Neural Slot Interpreters: Grounding Object Semantics in Emergent Slot Representations

Authors: Bhishma Dedhia, Niraj Jha

TMLR 2025 | Venue PDF | Archive PDF | Plain Text | LLM Run Details

Reproducibility Variable Result LLM Response
Research Type Experimental Experiments with a bi-modal object-property and scene retrieval task demonstrate the grounding efficacy and interpretability of correspondences learned by NSI. From a scene representation standpoint, we find that emergent NSI slots that move beyond the image grid by binding to spatial objects facilitate improved visual grounding compared to conventional bounding-box-based approaches. From a data efficiency standpoint, we empirically validate that NSI learns more generalizable representations from a fixed amount of annotation data than the traditional approach.
Researcher Affiliation Academia Bhishma Dedhia Niraj K Jha Department of Electrical and Computer Engineering Princeton University EMAIL
Pseudocode Yes Algorithm 1 Neural Slot Interpreter Contrastive Learning Pseudocode
Open Source Code No The paper does not contain an explicit statement about releasing their source code, nor does it provide a direct link to a code repository.

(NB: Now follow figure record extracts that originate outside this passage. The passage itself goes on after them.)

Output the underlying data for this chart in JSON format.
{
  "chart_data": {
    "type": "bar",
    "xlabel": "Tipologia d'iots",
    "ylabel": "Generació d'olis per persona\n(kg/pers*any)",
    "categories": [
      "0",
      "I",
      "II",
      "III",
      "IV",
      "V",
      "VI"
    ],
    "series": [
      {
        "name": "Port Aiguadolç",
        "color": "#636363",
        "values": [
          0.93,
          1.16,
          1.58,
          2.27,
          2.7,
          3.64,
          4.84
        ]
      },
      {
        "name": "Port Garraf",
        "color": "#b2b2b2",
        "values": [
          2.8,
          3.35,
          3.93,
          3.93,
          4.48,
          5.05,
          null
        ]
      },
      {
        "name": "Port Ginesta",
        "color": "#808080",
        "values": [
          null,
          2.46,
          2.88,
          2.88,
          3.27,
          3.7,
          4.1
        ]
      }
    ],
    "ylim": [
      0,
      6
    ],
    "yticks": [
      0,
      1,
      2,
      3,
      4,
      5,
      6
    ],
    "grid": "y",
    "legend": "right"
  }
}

Open Datasets Yes Our experiments encompass different tasks on scenes ranging from synthetic renderings to in-the-wild scenes viz. (1) CLEVr Hans (Stammer et al., 2020): objects scattered on a plane, (2) CLEVr Tex (Karazija et al., 2021): textured objects placed on textured backgrounds (3) MOVi-C (Greff et al., 2022): photorealistic objects on real-world surfaces, and (4) MS-COCO 2017 (Lin et al., 2015): a large-scale object detection dataset containing real-world images.

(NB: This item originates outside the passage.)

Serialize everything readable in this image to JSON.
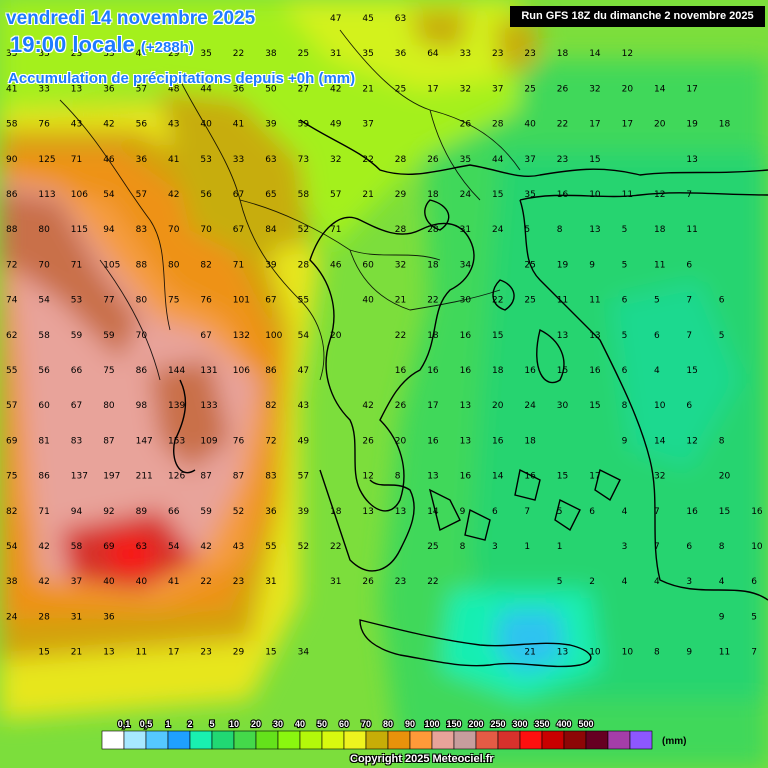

Dataset Splits Yes The dataset splits used in this work are detailed in Table 3. Table 3: Dataset splits used in experiments. Name Train Split Size Validation Split Size Test Split Size CLEVr Hans 3 9000 2250 2250 CLEVr Hans 7 21000 5250 5250 CLEVr Tex 37500 2500 10000 MOVi-C 198635 35053 6000 MS COCO 2017 99676 17590 4952
Hardware Specification Yes We list the hyperparameters for NSI and other methods used in our experiments, which were all performed on Nvidia A100 GPUs.
Software Dependencies No The paper mentions several software components like DINO Vi T, PyTorch, MLP, Transformer, Gated Recurrent Unit, Slot Attention, and the Hungarian Algorithm, but it does not specify version numbers for any of these.
Experiment Setup Yes The hyperparameters for ungrounded and HMC matching backbones are given in Table 4. The hyperparameters for the NSI alignment model are listed in Table 5.